Though at the time I didn’t cry and ended up instead hyperventilating while staring at the wall, trying hard not to let my emotions show, I tear up every time the visual of what I saw that day pops into my head.
And it does often.
Covered in only a white cotton robe that matched the sheet of the hospital bed, with needles taped from all angles on her frail, ghostly arms already tarnished with bruises, marking the territory of her expired veins from her daily chemotherapy sessions, she looked tiny, withering, empty.
IVs draped all around her, desperately trying to feed her malnourished body. She had been in the emergency room for 2 nights already, while the doctors waited for her critically low indexes to rise. It seemed unlikely, at this point- she needed to be monitored much longer than expected. Doctors said no one had reacted this poorly before. Perhaps the chemo was just too strong.

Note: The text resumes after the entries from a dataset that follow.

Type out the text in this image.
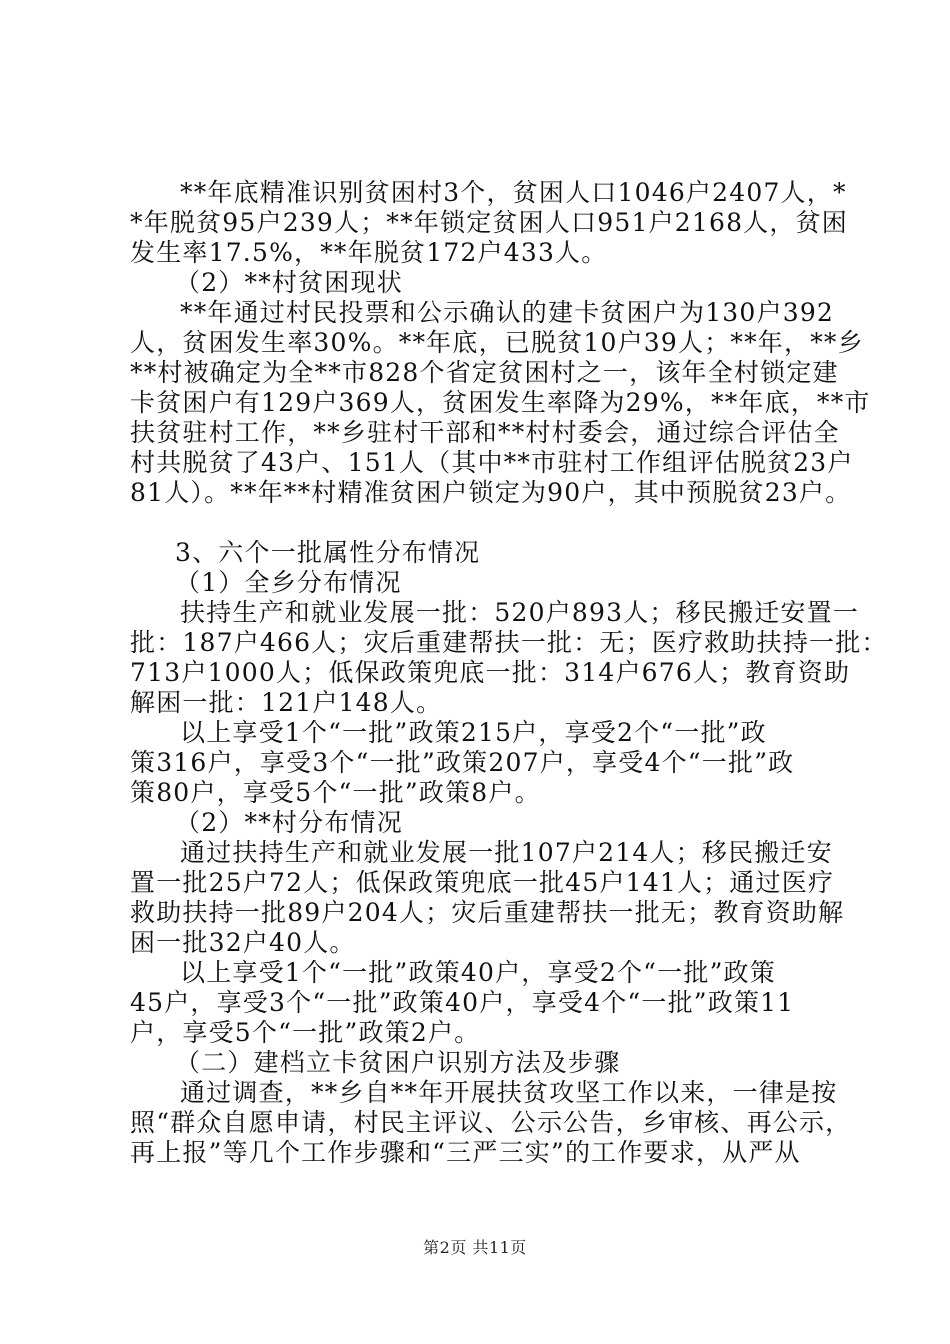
**年底精准识别贫困村3个，贫困人口1046户2407人，*
*年脱贫95户239人；**年锁定贫困人口951户2168人，贫困
发生率17.5%，**年脱贫172户433人。
（2）**村贫困现状
**年通过村民投票和公示确认的建卡贫困户为130户392
人，贫困发生率30%。**年底，已脱贫10户39人；**年，**乡
**村被确定为全**市828个省定贫困村之一，该年全村锁定建
卡贫困户有129户369人，贫困发生率降为29%，**年底，**市
扶贫驻村工作，**乡驻村干部和**村村委会，通过综合评估全
村共脱贫了43户、151人（其中**市驻村工作组评估脱贫23户
81人）。**年**村精准贫困户锁定为90户，其中预脱贫23户。
3、六个一批属性分布情况
（1）全乡分布情况
扶持生产和就业发展一批：520户893人；移民搬迁安置一
批：187户466人；灾后重建帮扶一批：无；医疗救助扶持一批：
713户1000人；低保政策兜底一批：314户676人；教育资助
解困一批：121户148人。
以上享受1个“一批”政策215户，享受2个“一批”政
策316户，享受3个“一批”政策207户，享受4个“一批”政
策80户，享受5个“一批”政策8户。
（2）**村分布情况
通过扶持生产和就业发展一批107户214人；移民搬迁安
置一批25户72人；低保政策兜底一批45户141人；通过医疗
救助扶持一批89户204人；灾后重建帮扶一批无；教育资助解
困一批32户40人。
以上享受1个“一批”政策40户，享受2个“一批”政策
45户，享受3个“一批”政策40户，享受4个“一批”政策11
户，享受5个“一批”政策2户。
（二）建档立卡贫困户识别方法及步骤
通过调查，**乡自**年开展扶贫攻坚工作以来，一律是按
照“群众自愿申请，村民主评议、公示公告，乡审核、再公示，
再上报”等几个工作步骤和“三严三实”的工作要求，从严从
第2页 共11页
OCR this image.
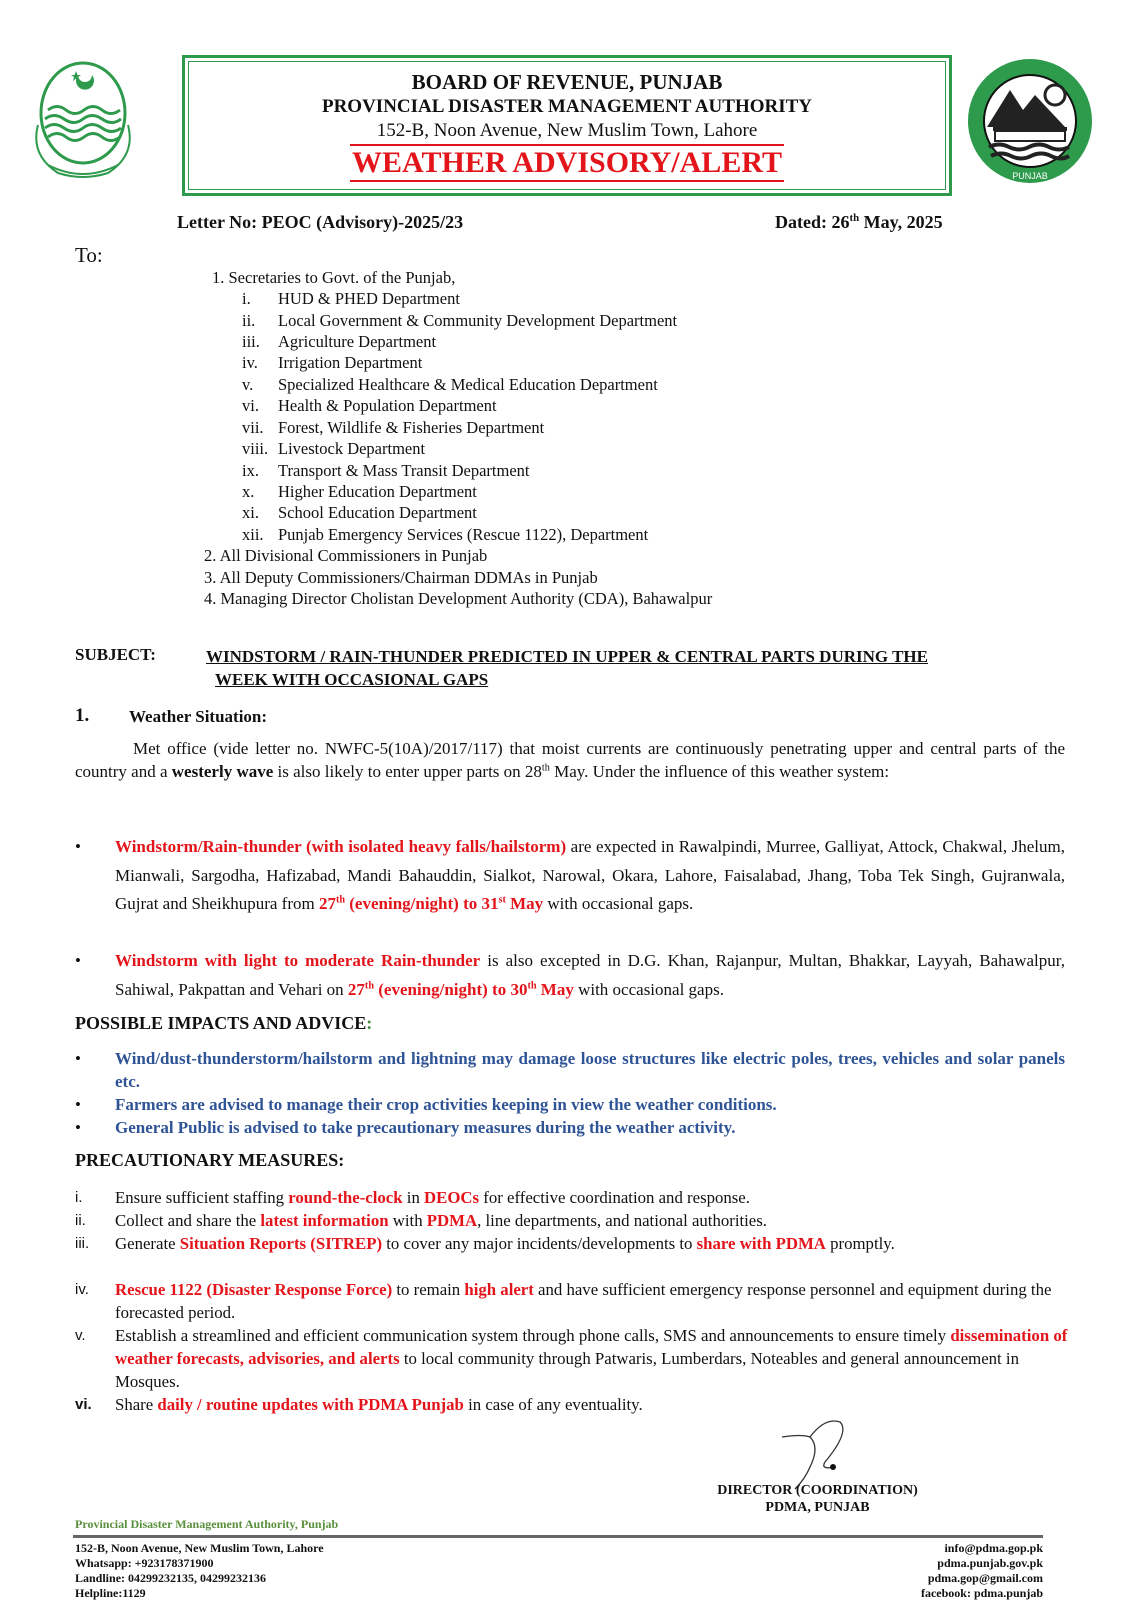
BOARD OF REVENUE, PUNJAB
PROVINCIAL DISASTER MANAGEMENT AUTHORITY
152-B, Noon Avenue, New Muslim Town, Lahore
WEATHER ADVISORY/ALERT	PUNJAB
Letter No: PEOC (Advisory)-2025/23	Dated: 26th May, 2025
To:
1. Secretaries to Govt. of the Punjab,
i. HUD & PHED Department
ii. Local Government & Community Development Department
iii. Agriculture Department
iv. Irrigation Department
v. Specialized Healthcare & Medical Education Department
vi. Health & Population Department
vii. Forest, Wildlife & Fisheries Department
viii. Livestock Department
ix. Transport & Mass Transit Department
x. Higher Education Department
xi. School Education Department
xii. Punjab Emergency Services (Rescue 1122), Department
2. All Divisional Commissioners in Punjab
3. All Deputy Commissioners/Chairman DDMAs in Punjab
4. Managing Director Cholistan Development Authority (CDA), Bahawalpur
SUBJECT:	WINDSTORM / RAIN-THUNDER PREDICTED IN UPPER & CENTRAL PARTS DURING THE
WEEK WITH OCCASIONAL GAPS
1. Weather Situation:
Met office (vide letter no. NWFC-5(10A)/2017/117) that moist currents are continuously penetrating upper and central parts of the country and a westerly wave is also likely to enter upper parts on 28th May. Under the influence of this weather system:
• Windstorm/Rain-thunder (with isolated heavy falls/hailstorm) are expected in Rawalpindi, Murree, Galliyat, Attock, Chakwal, Jhelum, Mianwali, Sargodha, Hafizabad, Mandi Bahauddin, Sialkot, Narowal, Okara, Lahore, Faisalabad, Jhang, Toba Tek Singh, Gujranwala, Gujrat and Sheikhupura from 27th (evening/night) to 31st May with occasional gaps.
• Windstorm with light to moderate Rain-thunder is also excepted in D.G. Khan, Rajanpur, Multan, Bhakkar, Layyah, Bahawalpur, Sahiwal, Pakpattan and Vehari on 27th (evening/night) to 30th May with occasional gaps.
POSSIBLE IMPACTS AND ADVICE:
• Wind/dust-thunderstorm/hailstorm and lightning may damage loose structures like electric poles, trees, vehicles and solar panels etc.
• Farmers are advised to manage their crop activities keeping in view the weather conditions.
• General Public is advised to take precautionary measures during the weather activity.
PRECAUTIONARY MEASURES:
i. Ensure sufficient staffing round-the-clock in DEOCs for effective coordination and response.
ii. Collect and share the latest information with PDMA, line departments, and national authorities.
iii. Generate Situation Reports (SITREP) to cover any major incidents/developments to share with PDMA promptly.
iv. Rescue 1122 (Disaster Response Force) to remain high alert and have sufficient emergency response personnel and equipment during the forecasted period.
v. Establish a streamlined and efficient communication system through phone calls, SMS and announcements to ensure timely dissemination of weather forecasts, advisories, and alerts to local community through Patwaris, Lumberdars, Noteables and general announcement in Mosques.
vi. Share daily / routine updates with PDMA Punjab in case of any eventuality.
DIRECTOR (COORDINATION)
PDMA, PUNJAB
Provincial Disaster Management Authority, Punjab
152-B, Noon Avenue, New Muslim Town, Lahore
Whatsapp: +923178371900
Landline: 04299232135, 04299232136
Helpline:1129
info@pdma.gop.pk
pdma.punjab.gov.pk
pdma.gop@gmail.com
facebook: pdma.punjab
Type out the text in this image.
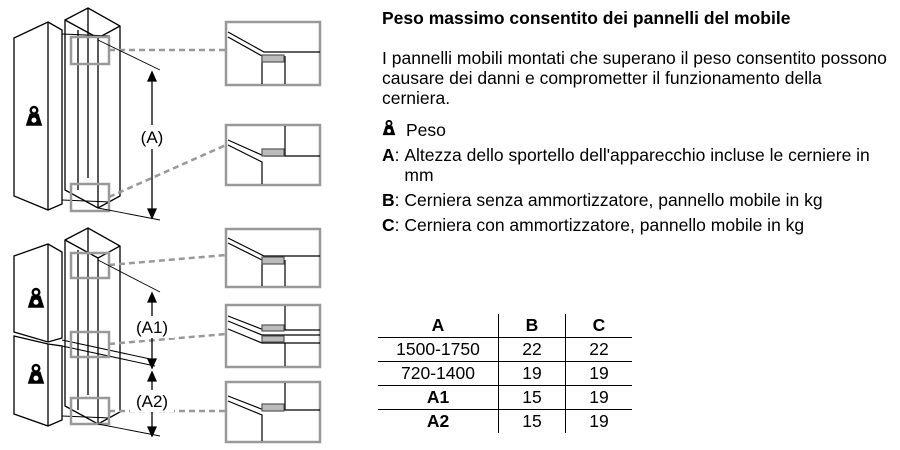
(A)
(A1)
(A2)
Peso massimo consentito dei pannelli del mobile
I pannelli mobili montati che superano il peso consentito possono causare dei danni e comprometter il funzionamento della cerniera.
Peso
A: Altezza dello sportello dell'apparecchio incluse le cerniere in mm
B: Cerniera senza ammortizzatore, pannello mobile in kg
C: Cerniera con ammortizzatore, pannello mobile in kg
A	B	C
1500-1750	22	22
720-1400	19	19
A1	15	19
A2	15	19
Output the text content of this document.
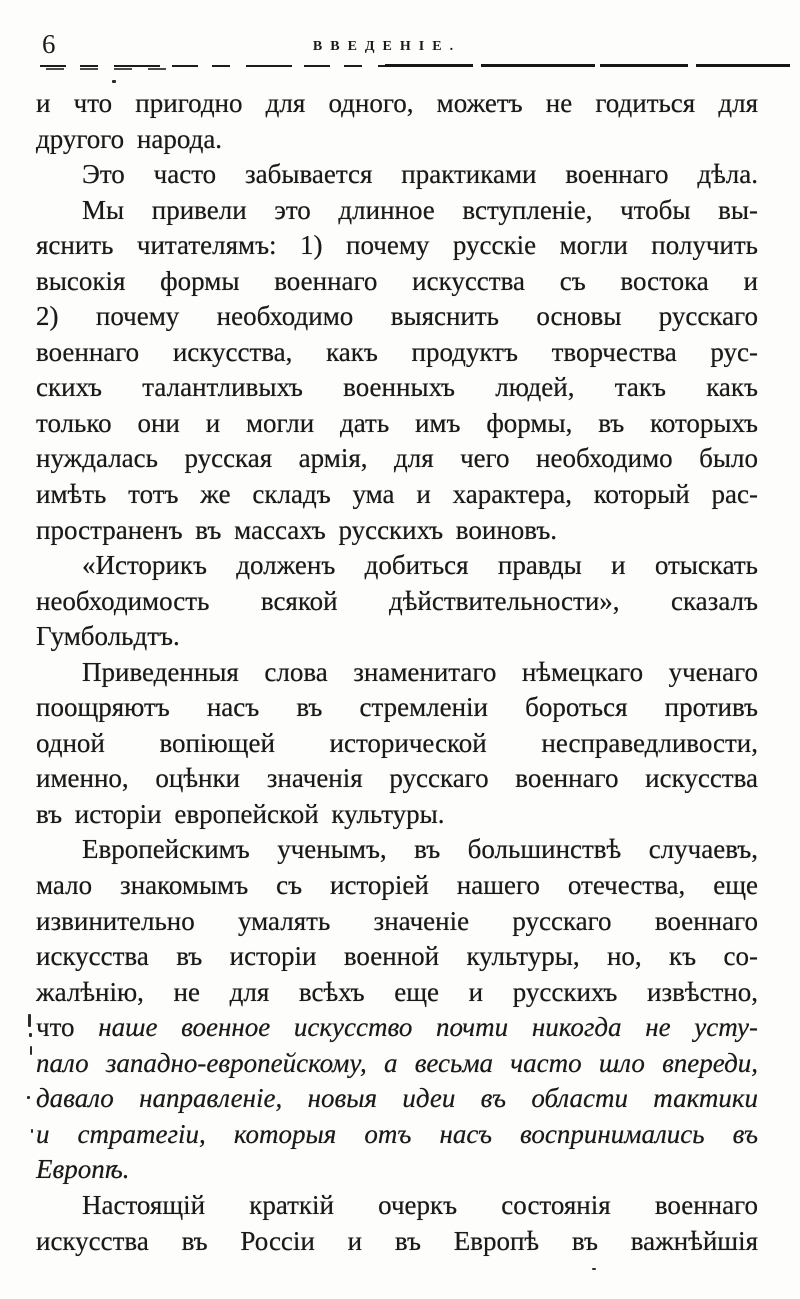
6	ВВЕДЕНІЕ.
и что пригодно для одного, можетъ не годиться для
другого народа.
Это часто забывается практиками военнаго дѣла.
Мы привели это длинное вступленіе, чтобы вы-
яснить читателямъ: 1) почему русскіе могли получить
высокія формы военнаго искусства съ востока и
2) почему необходимо выяснить основы русскаго
военнаго искусства, какъ продуктъ творчества рус-
скихъ талантливыхъ военныхъ людей, такъ какъ
только они и могли дать имъ формы, въ которыхъ
нуждалась русская армія, для чего необходимо было
имѣть тотъ же складъ ума и характера, который рас-
пространенъ въ массахъ русскихъ воиновъ.
«Историкъ долженъ добиться правды и отыскать
необходимость всякой дѣйствительности», сказалъ
Гумбольдтъ.
Приведенныя слова знаменитаго нѣмецкаго ученаго
поощряютъ насъ въ стремленіи бороться противъ
одной вопіющей исторической несправедливости,
именно, оцѣнки значенія русскаго военнаго искусства
въ исторіи европейской культуры.
Европейскимъ ученымъ, въ большинствѣ случаевъ,
мало знакомымъ съ исторіей нашего отечества, еще
извинительно умалять значеніе русскаго военнаго
искусства въ исторіи военной культуры, но, къ со-
жалѣнію, не для всѣхъ еще и русскихъ извѣстно,
что наше военное искусство почти никогда не усту-
пало западно-европейскому, а весьма часто шло впереди,
давало направленіе, новыя идеи въ области тактики
и стратегіи, которыя отъ насъ воспринимались въ
Европѣ.
Настоящій краткій очеркъ состоянія военнаго
искусства въ Россіи и въ Европѣ въ важнѣйшія
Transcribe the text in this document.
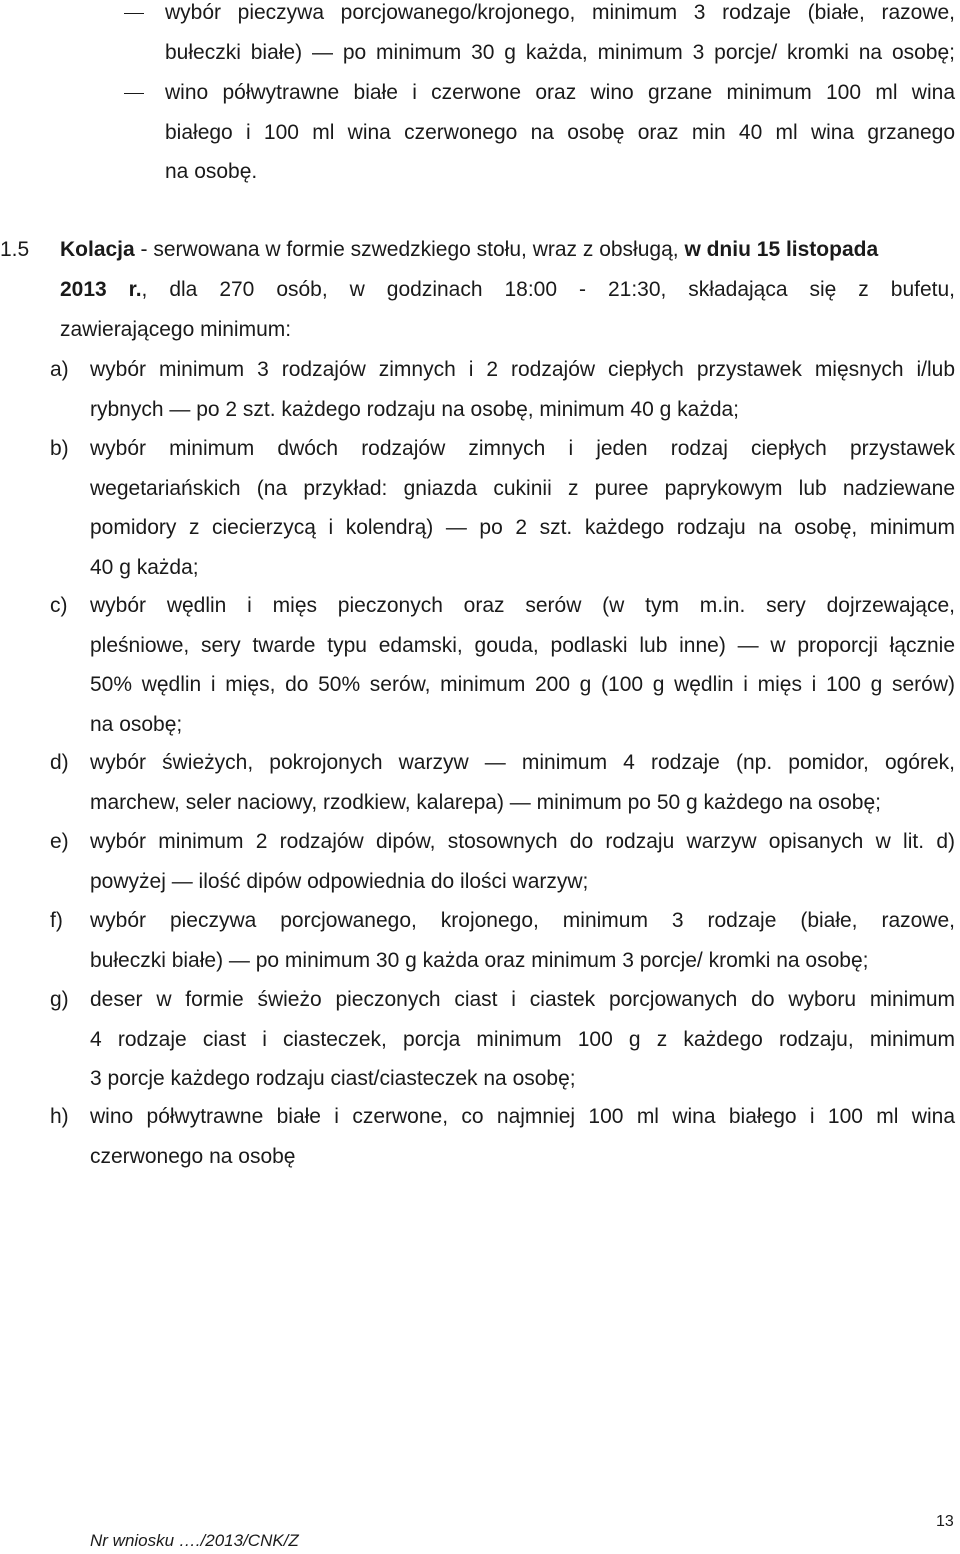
wybór pieczywa porcjowanego/krojonego, minimum 3 rodzaje (białe, razowe,
bułeczki białe) — po minimum 30 g każda, minimum 3 porcje/ kromki na osobę;
wino półwytrawne białe i czerwone oraz wino grzane minimum 100 ml wina
białego i 100 ml wina czerwonego na osobę oraz min 40 ml wina grzanego
na osobę.
1.5 Kolacja - serwowana w formie szwedzkiego stołu, wraz z obsługą, w dniu 15 listopada
2013 r., dla 270 osób, w godzinach 18:00 - 21:30, składająca się z bufetu,
zawierającego minimum:
a) wybór minimum 3 rodzajów zimnych i 2 rodzajów ciepłych przystawek mięsnych i/lub
rybnych — po 2 szt. każdego rodzaju na osobę, minimum 40 g każda;
b) wybór minimum dwóch rodzajów zimnych i jeden rodzaj ciepłych przystawek
wegetariańskich (na przykład: gniazda cukinii z puree paprykowym lub nadziewane
pomidory z ciecierzycą i kolendrą) — po 2 szt. każdego rodzaju na osobę, minimum
40 g każda;
c) wybór wędlin i mięs pieczonych oraz serów (w tym m.in. sery dojrzewające,
pleśniowe, sery twarde typu edamski, gouda, podlaski lub inne) — w proporcji łącznie
50% wędlin i mięs, do 50% serów, minimum 200 g (100 g wędlin i mięs i 100 g serów)
na osobę;
d) wybór świeżych, pokrojonych warzyw — minimum 4 rodzaje (np. pomidor, ogórek,
marchew, seler naciowy, rzodkiew, kalarepa) — minimum po 50 g każdego na osobę;
e) wybór minimum 2 rodzajów dipów, stosownych do rodzaju warzyw opisanych w lit. d)
powyżej — ilość dipów odpowiednia do ilości warzyw;
f) wybór pieczywa porcjowanego, krojonego, minimum 3 rodzaje (białe, razowe,
bułeczki białe) — po minimum 30 g każda oraz minimum 3 porcje/ kromki na osobę;
g) deser w formie świeżo pieczonych ciast i ciastek porcjowanych do wyboru minimum
4 rodzaje ciast i ciasteczek, porcja minimum 100 g z każdego rodzaju, minimum
3 porcje każdego rodzaju ciast/ciasteczek na osobę;
h) wino półwytrawne białe i czerwone, co najmniej 100 ml wina białego i 100 ml wina
czerwonego na osobę
Nr wniosku …./2013/CNK/Z
13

But she needed it. Even though her mouth was falling apart, covered in blood blisters and she could no longer swallow, even though she threw up the little water she could get down, they needed her to continue because the cancer was already at stage 3. Her skin had turned a charcoal grey. Her once shiny and thick hair had started thinning. She couldn’t move nor speak. But she stared at me when I walked in with so much love in her eyes. The way an infant looks at her mother.
My insides were crumbling but I couldn’t let it show. “Stay strong for your mother. Don’t let her see how scared you are. But don’t look so cold like you don’t care,” I kept repeating to myself in my head, drowning in my confusion and paralysis. My legs were giving away. I wanted to disappear into the wall. I both wanted to run away and remain glued where I was so I could make sure my mom was ok. She was dying in front of my eyes and there was nothing I could do.
Each time I’m back at home now since then, she recovers more and more. Her strength and vibrancy are returning, a true testament to her mental, physical and emotional resilience. I believe in miracles, seeing her now. I think that moment was when I realized I had nothing left to be scared of, and my way of seeing the world shifted permanently to one of gratitude.A year later, I’m still processing it. Only now can I really feel what I was numb to then.